Dans la nuit du Nouvel An, le bar “Constellation” à Crans-Montana s’est transformé en piège mortel.

Quarante-et-une vies ont été fauchées par un incendie d’une violence inouïe. Plusieurs semaines plus tard, les gérants de l’établissement ont été longuement entendus par la justice suisse, face aux familles endeuillées.
Les 11 et 12 février, à Sion, en Suisse, Jacques et Jessica Moretti, gérants français du “Constellation” à Crans-Montana, ont été interrogés durant de longues heures en qualité de prévenus. L’incendie survenu dans la nuit du 31 décembre y a causé la mort de 41 personnes, plongeant la station alpine dans le deuil.
Face à eux, près de 80 avocats représentant les victimes ont multiplié les questions. L’atmosphère des auditions était lourde, chargée d’émotion et de tension, tant pour les familles que pour les responsables présumés de l’établissement.
Les paroles de Jacques Moretti aux familles
Au cours de son interrogatoire, Jacques Moretti a tenu à s’adresser directement aux proches des disparus présents dans la salle. Il a exprimé sa « pleine empathie », affirmant qu’aucun parent ne devrait avoir à vivre une telle épreuve.
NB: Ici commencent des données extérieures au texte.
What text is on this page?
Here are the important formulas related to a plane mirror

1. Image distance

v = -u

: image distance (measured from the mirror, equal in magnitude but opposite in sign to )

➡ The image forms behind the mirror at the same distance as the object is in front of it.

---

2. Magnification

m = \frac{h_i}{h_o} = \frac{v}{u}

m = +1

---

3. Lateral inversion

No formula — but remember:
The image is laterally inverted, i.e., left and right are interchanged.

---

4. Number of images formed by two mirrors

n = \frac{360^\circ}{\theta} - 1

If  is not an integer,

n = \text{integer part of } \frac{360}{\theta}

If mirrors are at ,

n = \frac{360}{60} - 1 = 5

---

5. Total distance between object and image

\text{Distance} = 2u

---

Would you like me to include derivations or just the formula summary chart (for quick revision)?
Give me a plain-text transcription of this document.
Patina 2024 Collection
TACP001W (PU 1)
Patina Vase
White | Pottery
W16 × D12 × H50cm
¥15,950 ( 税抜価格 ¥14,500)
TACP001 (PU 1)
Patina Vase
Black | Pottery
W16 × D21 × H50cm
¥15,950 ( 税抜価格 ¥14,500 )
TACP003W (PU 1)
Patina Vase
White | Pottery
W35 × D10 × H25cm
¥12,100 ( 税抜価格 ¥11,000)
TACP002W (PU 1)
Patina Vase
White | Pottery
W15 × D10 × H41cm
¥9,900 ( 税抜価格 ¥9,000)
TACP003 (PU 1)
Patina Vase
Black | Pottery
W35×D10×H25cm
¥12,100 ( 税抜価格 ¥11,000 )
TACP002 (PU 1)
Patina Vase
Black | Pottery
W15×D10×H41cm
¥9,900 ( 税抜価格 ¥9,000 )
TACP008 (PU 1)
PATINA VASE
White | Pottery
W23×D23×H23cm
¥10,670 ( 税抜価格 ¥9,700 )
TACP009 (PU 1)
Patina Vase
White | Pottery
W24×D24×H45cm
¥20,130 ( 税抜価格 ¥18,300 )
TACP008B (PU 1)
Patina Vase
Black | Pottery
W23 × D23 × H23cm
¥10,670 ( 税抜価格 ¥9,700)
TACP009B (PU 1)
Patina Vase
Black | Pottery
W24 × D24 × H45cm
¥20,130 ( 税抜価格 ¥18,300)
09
Se tournant notamment vers la mère de deux jeunes femmes grièvement brûlées lors du sinistre, il a évoqué « une catastrophe » et assuré que lui et son épouse partageaient la douleur des familles. Des mots de compassion qui n’ont cependant pas dissipé les interrogations sur les responsabilités éventuelles.
La question de la mousse acoustique
L’un des points centraux des débats a porté sur la mousse acoustique installée au plafond du bar. Jacques Moretti a affirmé avoir procédé lui-même à des tests d’inflammabilité à l’aide d’un chalumeau avant son installation, soutenant que le matériau n’avait pas pris feu lors de ces essais.
Il a également indiqué s’être renseigné auprès de professionnels d’un magasin de bricolage avant l’achat. Reste que les enquêteurs cherchent à déterminer si ce revêtement a contribué à la propagation rapide des flammes, élément crucial pour établir d’éventuelles négligences.
Des extincteurs restés inutilisés

Autre interrogation : pourquoi les extincteurs présents dans l’établissement n’ont-ils pas été utilisés ? Le gérant a expliqué que l’incendie s’était propagé à une vitesse fulgurante, provoquant un mouvement de panique généralisé.
Selon lui, dans ce chaos, personne n’aurait eu le réflexe de saisir les dispositifs de lutte contre le feu. Cette version des faits devra être confrontée aux expertises techniques et aux témoignages des survivants, afin d’évaluer si des mesures supplémentaires auraient pu limiter le drame.
Les larmes de Jessica Moretti
Le lendemain, Jessica Moretti a été auditionnée à son tour. En pleurs, elle a exprimé sa solidarité avec les familles endeuillées, affirmant comprendre leur colère et leur douleur. Elle a promis de ne pas se dérober et de répondre à toutes les questions de la justice.
Soupçonnée d’avoir quitté les lieux précipitamment, elle a réfuté toute fuite, expliquant qu’elle cherchait à alerter les secours pour « sauver le maximum de personnes ». Elle assure être restée sur place pour affronter le chaos et aider à l’évacuation.
Des mineurs dans l’établissement

Les enquêteurs se sont également penchés sur la présence supposée de jeunes de moins de 16 ans dans le bar, en violation de la réglementation. Jessica Moretti a indiqué avoir vérifié les pièces d’identité, tout en suggérant que certains adolescents auraient pu entrer à la faveur d’un moment d’inattention de l’agent de sécurité.
Cette question pourrait peser lourd dans l’appréciation globale des manquements éventuels, car elle touche à la gestion des flux et au respect des normes de sécurité dans un établissement recevant du public.
Une enquête aux enjeux considérables
Le drame du “Constellation” figure parmi les incendies les plus meurtriers qu’ait connus la Suisse ces dernières années. Les investigations se poursuivent pour déterminer les causes exactes du sinistre, les responsabilités individuelles et les éventuelles défaillances structurelles.
Au-delà des auditions, c’est toute la chaîne de décision — choix des matériaux, conformité aux normes, dispositifs de sécurité, gestion de la foule — qui est désormais examinée. Pour les familles des 41 victimes, seule la manifestation complète de la vérité pourra offrir un semblant d’apaisement.